Team Seeks Low-Carbon Supply Chain

28 April 2016

Costain has secured a strategic contract win to help East Sussex County Council maintain its highways network over the next seven years.

The contract, won in joint venture with CH2M, will formally start on 1 May. It will bring together several aspects of highways maintenance, such as roads, pavements, drainage, street lights, traffic lights and structures that are currently run by outside contractors and the county council.

Significantly for Costain, this is the first highways maintenance contract to be won from a county council, covering a much broader spectrum of activities than normal. In East Sussex at present, Kier runs highways maintenance, Colas the street lighting contract and Siemens the traffic signals.

Integrating these activities will see more than 200 staff transferring across to the Costain-CH2M organisation.

Around 20 East Sussex staff will manage the contract and the council will retain control of areas such as policy setting, long-term strategy and service development. The jv will design and build the physical works required in an annual plan.

On more reactive maintenance, 12 stewards from the council, together with inspectors from the jv, will be out and about, looking for defects such as potholes.

However, a significant aspect of the jv’s activities will be to gain maximum involvement from the local community. “We’re going to be really interactive with the general public,” said David Bailey, Costain’s Local Authorities Director.

A local call centre handles some 100,000 calls annually, with the service handling around 30,000 defects a year. By creating a new website through which residents can report road or street lighting problems and receive status updates, the jv is seeking to drive down this number.

To make it easier for the call centre personnel – dubbed STARS, or ‘Service To All Residents’ – an automated customer relationship management system called Sales Force will be making its first appearance in this area of work.

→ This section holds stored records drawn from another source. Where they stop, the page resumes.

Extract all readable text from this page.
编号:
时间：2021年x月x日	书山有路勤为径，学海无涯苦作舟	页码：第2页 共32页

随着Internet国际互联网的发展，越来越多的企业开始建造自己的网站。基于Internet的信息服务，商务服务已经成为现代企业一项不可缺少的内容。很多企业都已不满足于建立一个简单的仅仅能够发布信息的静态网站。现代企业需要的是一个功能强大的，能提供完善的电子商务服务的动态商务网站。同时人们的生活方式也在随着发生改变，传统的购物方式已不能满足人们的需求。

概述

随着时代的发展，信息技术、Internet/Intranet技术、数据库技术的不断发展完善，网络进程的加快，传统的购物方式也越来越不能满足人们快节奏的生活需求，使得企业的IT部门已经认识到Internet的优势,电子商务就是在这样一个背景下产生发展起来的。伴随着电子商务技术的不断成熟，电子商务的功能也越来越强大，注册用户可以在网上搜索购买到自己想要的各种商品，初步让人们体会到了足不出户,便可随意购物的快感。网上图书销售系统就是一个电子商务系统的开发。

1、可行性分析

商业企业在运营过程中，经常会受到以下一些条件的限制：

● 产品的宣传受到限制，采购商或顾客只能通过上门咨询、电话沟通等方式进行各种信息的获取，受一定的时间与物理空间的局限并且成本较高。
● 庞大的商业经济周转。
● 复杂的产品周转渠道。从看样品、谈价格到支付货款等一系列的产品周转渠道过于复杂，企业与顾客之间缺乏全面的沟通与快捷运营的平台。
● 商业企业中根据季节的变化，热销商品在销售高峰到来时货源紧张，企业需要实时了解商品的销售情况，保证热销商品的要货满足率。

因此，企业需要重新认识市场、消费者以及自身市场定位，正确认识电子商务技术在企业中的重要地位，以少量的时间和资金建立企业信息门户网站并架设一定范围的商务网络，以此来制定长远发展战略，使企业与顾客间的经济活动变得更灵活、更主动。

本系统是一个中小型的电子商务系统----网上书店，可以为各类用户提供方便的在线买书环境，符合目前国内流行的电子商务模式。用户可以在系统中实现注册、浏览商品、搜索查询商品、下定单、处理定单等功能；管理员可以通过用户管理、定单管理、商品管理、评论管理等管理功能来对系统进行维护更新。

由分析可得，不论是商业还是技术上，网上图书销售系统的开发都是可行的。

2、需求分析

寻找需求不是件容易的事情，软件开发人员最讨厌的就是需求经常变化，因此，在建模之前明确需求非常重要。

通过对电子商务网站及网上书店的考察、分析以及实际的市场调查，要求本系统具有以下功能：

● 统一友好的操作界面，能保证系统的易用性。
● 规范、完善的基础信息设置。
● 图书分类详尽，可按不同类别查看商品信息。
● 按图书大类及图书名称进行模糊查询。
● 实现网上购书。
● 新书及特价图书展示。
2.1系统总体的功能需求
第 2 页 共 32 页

Staff coming on duty will find calls ranked in levels of priority and an important part of the system will be to put more information at the STARS’ fingertips, so they can answer more residents’ enquiries.

The website will also open a line of communication with local councillors – “Critical people to build relationships with,” commented David – with a section to which they have private access and where they can get detailed information on problems in their individual wards.

The contract is worth £300 million over seven years and could lead to more opportunities of this type: “We’re very much going for big, integrated contracts,” said David, “but we’re being very selective over jobs we’re bidding for.”